All around Yangon you can see the former mansions of wealthy British traders slowly rotting into the ground. Some say that the decamping of the government to the north will only serve to increase the decay while others see potential in them as the tourism sector expands.

Yangon, like all major cities is a bustling, hustling metropolis of strange sights, sounds and smells - the whiff of durian at the kaleidoscopic Chinese night market takes some getting used to, trust me - but not far from the city centre, perched serenely above all this, is the Shwe Dagon Pagoda, the most sacred shrine in Myanmar.

An enormous 98-metre-tall golden stupa that sits on Singuttara Hill, it dominates the city skyline and is said to contain relics of the original Buddha. In a country where it's easy to overdose of stupas, this is one of the jewels in the Myanmar 'crown' and is an important symbol of national identity.

Started originally between the 6th and 10th centuries, the stupa has succumbed to earthquakes many times and the current structure dates from 1769. It is solid, covered in 11 tonnes of pure gold and topped with a spire that is gold-plated, silver-plated and studded with diamonds and other precious stones. At the very tip rests a single, 76-carat diamond. All the rain that runs off the stupa is collected in underground vaults and, every year, gives up about 230 grams of gold.

The best times to visit the pagoda are sunrise and sunset. We arrive just before sunset and stroll, shoeless as is demanded, around the perimeter admiring this towering edifice just as the natural light fades and the beautifully arranged artificial lights come on and bathe the area in a golden glow. It is nothing short of spectacular.

Swallows flit in and out of the altars and temples surrounding the stupa, making a happy twittering as they swoop under the eaves looking for insects in the humid night air.

It makes for a surprisingly spiritual atmosphere, even for the defiantly secular among us. Here and there people light offerings, while saffron-coloured nuns and red-robed monks potter silently across the marble floor.

At dinner that night in the Trader's Hotel, where we are served a typical Burmese meal complete with Myanmar beer and pork curry with pickled mangoes. Eun Young Lee, the hotel's senior sales manager who has lived in Myanmar for some years, is confident that the country has major tourist potential, especially beyond Yangon in the old hill station areas and places to the north such as Bagan and the Inle Lakes.

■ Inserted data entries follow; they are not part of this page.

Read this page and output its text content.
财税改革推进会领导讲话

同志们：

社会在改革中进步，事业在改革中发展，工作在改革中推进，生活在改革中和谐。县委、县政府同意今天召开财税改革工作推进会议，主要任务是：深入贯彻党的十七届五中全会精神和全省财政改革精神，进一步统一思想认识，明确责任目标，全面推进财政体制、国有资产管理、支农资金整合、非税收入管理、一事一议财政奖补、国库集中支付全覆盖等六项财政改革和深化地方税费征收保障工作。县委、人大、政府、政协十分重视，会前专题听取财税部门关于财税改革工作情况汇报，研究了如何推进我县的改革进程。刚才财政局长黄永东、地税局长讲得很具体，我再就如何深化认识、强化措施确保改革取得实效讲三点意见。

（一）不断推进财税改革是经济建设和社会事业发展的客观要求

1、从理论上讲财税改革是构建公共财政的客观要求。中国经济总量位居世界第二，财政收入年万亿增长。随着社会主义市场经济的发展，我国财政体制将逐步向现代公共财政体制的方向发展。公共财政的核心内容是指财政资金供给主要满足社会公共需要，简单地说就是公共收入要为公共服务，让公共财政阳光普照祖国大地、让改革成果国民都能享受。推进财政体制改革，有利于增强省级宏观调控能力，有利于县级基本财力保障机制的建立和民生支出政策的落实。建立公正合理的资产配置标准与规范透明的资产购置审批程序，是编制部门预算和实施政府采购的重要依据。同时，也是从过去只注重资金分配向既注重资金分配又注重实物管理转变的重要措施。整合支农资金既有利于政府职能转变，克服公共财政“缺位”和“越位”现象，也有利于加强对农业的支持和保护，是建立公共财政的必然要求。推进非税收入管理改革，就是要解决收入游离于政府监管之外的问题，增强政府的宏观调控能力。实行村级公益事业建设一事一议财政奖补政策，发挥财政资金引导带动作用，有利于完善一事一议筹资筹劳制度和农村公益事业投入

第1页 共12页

Her confidence is shared by Regina Salzmann, general manager of the beautifully restored Strand Hotel where we spend the night. She is convinced that, very soon, Myanmar will be uttered 'in the same breath' as Vietnam.

She's probably right. In our three days there we cover many miles of what one blogger has called 'bad roads through beautiful landscapes' and what our guide, as we hit yet another pothole in our ancient, colourful and thankfully air-conditioned disco-bus, calls 'a free massage'.

Journeying to the Kyakhat Monastery in Bago, 80 kilometres northeast of Yangon, we watch 800 young monks file into a communal dining room to eat their last meal of the day - a meagre lunch - in complete silence. We visit the enormous reclining Buddha at Shwethalyaung, the Kambawzathardi Golden Palace and take a short ferry boat ride across to the peeling and oddly cartoonish Yele Pagoda island at Thanlyin during which the boat boys massage all the men's calves for tips.

And we marvel at the local buses that take something like 25 people at a time, some hanging off the back, waving at us as they speed along the roads, honking and swerving and overtaking on bends that would give Michael Schumacher nightmares.

On our final day we lunch luxuriously (and, remembering the monks, a little shamefacedly) at the stylish Padonmar (Lotus) Restaurant near the former Governor's Residence, and eat our fill of beautiful Burmese curries and vegetable dishes that will set you back an expensive (in local terms, anyway) US$8 to US$10 a person.

It's not perfect by any means but that's very much part of its charm. The people are friendly, the infrastructure is improving and, in a further sign that it is becoming more firmly fixed on the world tourism map, most of the increase in travellers in the first seven months of this year comprised independent travellers - up 53.4 per cent to 89,645.